Everything else in this deck is pretty standard, except for one card in the sideboard. Leyline of Singularity is a card that’s been growing on me as of late, due to its ability to shut down the Thopter Foundry combo from turn 1, as well as the incredible hinderance it is to elf decks who need multiple Nettle Sentinels to combo off. However, this card does hurt our Bitterblossom plan, so if we bring in Leyline we need to either board out the blossoms or be very careful how we play them.
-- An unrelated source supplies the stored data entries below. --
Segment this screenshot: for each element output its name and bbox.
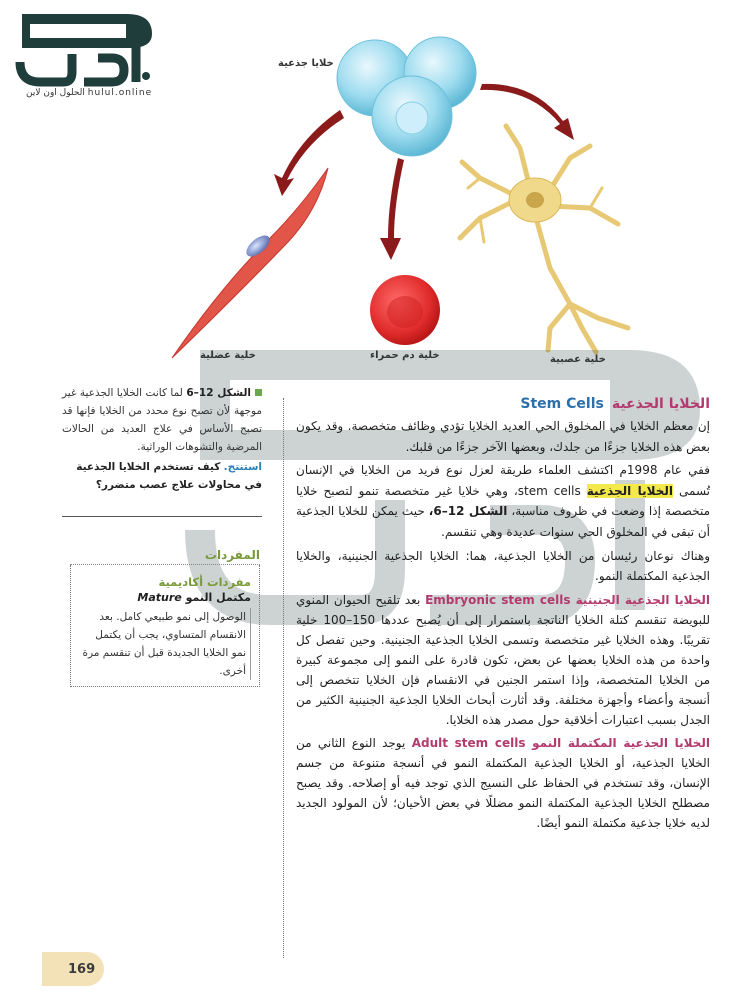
adult-heading: الخلايا الجذعية المكتملة النمو Adult stem cells [411,735,710,750]
label-red-blood-cell: خلية دم حمراء [370,350,440,361]
stem-cells [337,37,476,156]
vocab-content [70,565,260,687]
caption-marker-icon [255,389,262,396]
caption-text: لما كانت الخلايا الجذعية غير موجهة لأن تصبح نوع محدد من الخلايا فإنها قد تصبح الأساس في علاج العديد من الحالات المرضية والتشوهات الوراثية. [62,387,262,453]
sidebar-divider [62,516,262,517]
stem-cell-figure [150,28,650,368]
page-number: 169 [68,962,96,977]
vocab-term-ar: مكتمل النمو [185,591,251,604]
vocabulary-box [70,548,260,687]
vocab-term [79,591,251,604]
paragraph-types: وهناك نوعان رئيسان من الخلايا الجذعية، هما: الخلايا الجذعية الجنينية، والخلايا الجذعية المكتملة النمو. [296,548,710,584]
vocab-definition: الوصول إلى نمو طبيعي كامل. بعد الانقسام المتساوي، يجب أن يكتمل نمو الخلايا الجديدة قبل أن تنقسم مرة أخرى. [79,608,251,680]
sidebar [62,384,262,494]
main-text [296,396,710,836]
vocab-subheading: مفردات أكاديمية [158,575,251,589]
embryonic-heading: الخلايا الجذعية الجنينية Embryonic stem cells [425,592,710,607]
nerve-cell [460,126,628,352]
infer-text: كيف تستخدم الخلايا الجذعية في محاولات علاج عصب متضرر؟ [76,461,262,491]
label-nerve-cell: خلية عصبية [550,354,606,365]
logo-subtitle: الحلول اون لاين hulul.online [26,88,153,98]
infer-question [62,458,262,494]
paragraph-embryonic [296,590,710,730]
nerve-cell-nucleus [526,192,544,208]
figure-caption [62,384,262,456]
paragraph-intro: إن معظم الخلايا في المخلوق الحي العديد الخلايا تؤدي وظائف متخصصة. وقد يكون بعض هذه الخلايا جزءًا من جلدك، وبعضها الآخر جزءًا من قلبك. [296,419,710,454]
highlighted-term: الخلايا الجذعية [586,483,674,498]
infer-label: استنتج. [223,461,262,473]
logo-mark [12,6,162,90]
vocab-term-en: Mature [137,591,182,604]
label-stem-cells: خلايا جذعية [278,58,334,69]
stem-cell-diagram [150,28,650,368]
adult-text: يوجد النوع الثاني من الخلايا الجذعية، أو الخلايا الجذعية المكتملة النمو في أنسجة متنوعة من جسم الإنسان، وقد تستخدم في الحفاظ على النسيج الذي توجد فيه أو إصلاحه. وقد يصبح مصطلح الخلايا الجذعية المكتملة النمو مضللًا في بعض الأحيان؛ لأن المولود الجديد لديه خلايا جذعية مكتملة النمو أيضًا. [296,735,710,830]
muscle-cell [172,168,328,358]
embryonic-text: بعد تلقيح الحيوان المنوي للبويضة تنقسم كتلة الخلايا الناتجة باستمرار إلى أن يُصبح عددها 150–100 خلية تقريبًا. وهذه الخلايا غير متخصصة وتسمى الخلايا الجذعية الجنينية. وحين تفصل كل واحدة من هذه الخلايا بعضها عن بعض، تكون قادرة على النمو إلى مجموعة كبيرة من الخلايا المتخصصة، وإذا استمر الجنين في الانقسام فإن الخلايا تتخصص إلى أنسجة وأعضاء وأجهزة مختلفة. وقد أثارت أبحاث الخلايا الجذعية الجنينية الكثير من الجدل بسبب اعتبارات أخلاقية حول مصدر هذه الخلايا. [296,592,710,727]
discovery-text-b: stem cells، وهي خلايا غير متخصصة تنمو لتصبح خلايا متخصصة إذا وضعت في ظروف مناسبة، [296,483,710,519]
discovery-text-a: ففي عام 1998م اكتشف العلماء طريقة لعزل نوع فريد من الخلايا في الإنسان تُسمى [296,463,711,498]
site-logo [12,6,162,104]
vocab-heading: المفردات [70,548,260,565]
heading-ar: الخلايا الجذعية [611,396,710,412]
paragraph-adult [296,733,710,833]
column-divider [283,398,284,958]
red-blood-cell [370,275,440,345]
discovery-text-c: حيث يمكن للخلايا الجذعية أن تبقى في المخلوق الحي سنوات عديدة وهي تنقسم. [296,504,710,539]
section-heading [296,396,710,412]
figure-reference: الشكل 12–6، [428,504,508,519]
label-muscle-cell: خلية عضلية [200,350,256,361]
paragraph-discovery [296,460,710,542]
heading-en: Stem Cells [520,396,604,412]
caption-figure-number: الشكل 12–6 [186,387,251,399]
So let’s go over the decks matchups, shall we?

Zoo
This is the reason I decided not to play this deck in the PTQ, as our meta is extremely Zoo-infested. This matchup is extremely bad, although it varies with the type of zoo we’re facing. Kyle Boggeme’s Blood Moon Zoo is almost unwinnable, because our mana base is not as stable as we would like. The blue Zoo variant is not much better, as their Bant Charms make Marit Lage’s life expectancy almost zero. The problem with this matchup is that you’re always playing catchup, so I don’t recommend this deck if you expect a lot of Zoo. However, the Damnations and Threads of Disloyalty will make you more resilient post-board, but Volcanic Fallouts are always going to be a problem.

Thopter Depths
This matchup is fairly good. Game one it is about 50/50, where the best player will usually win, as it can go either way. Post-board, the deck gets much stronger with the addition of Extirpate and Leyline of the Void. Even the blue Leyline can be brought in to wreck the thopter combo, and you’ll find yourself sitting pretty for the second two games.

Elves!
Again, one of our favoured matchups. They often can’t stand up to an early Marit Lage, and our flashy Scion of Oonas allow for big combat reversals. In games 2 and 3, we get Darkblast, Leyline of Singularity, Thoughtseize, Extirpate and Damnation. In addition to our mainboard Umezawas Jittes and Spellstutter Sprites, we should be a heavy favourite to win out.

Well it’s getting late and I have to be up early for the PTQ tomorrow. For those of you who don’t already, follow me on twitter at www.twitter.com/zturchan for round by round updates, and feel free to contact me in the comments or via email at zak -AT- power9pro.com.

Until next time, cheers!

Zak

2 thoughts on “An Extended Deck Analysis: Faerie Depths”

  1. I like this concept. I would rather run more vendillion clique and spell snares over scion. Scion and jitte in the same deck is a nonbo…..
    Leyline of singularity? Just play the 4th leyline of the void.

  2. Valid pont on the dissynergy there. I usually had no problems just equipping the Scion itself though, but I see where you’re coming from. Vendillion Clique was, while not underwhelming, not a card I would like more of because doesn’t do as much as Scion, but that is something whic varies depending on the matchup. However, I agree that Spell Snare is amazing, I just wasn’t sure about how much I wanted to dilute my creature count.

    Regarding Leyline of Singularity – It helps a great deal against Elves, which is a fairly popular deck in my meta at the moment. However, in this deck I agree it’s not the best fit. Tomorrow I should have an article about my PTQ deck where the blue Leyline was used to much greater effect.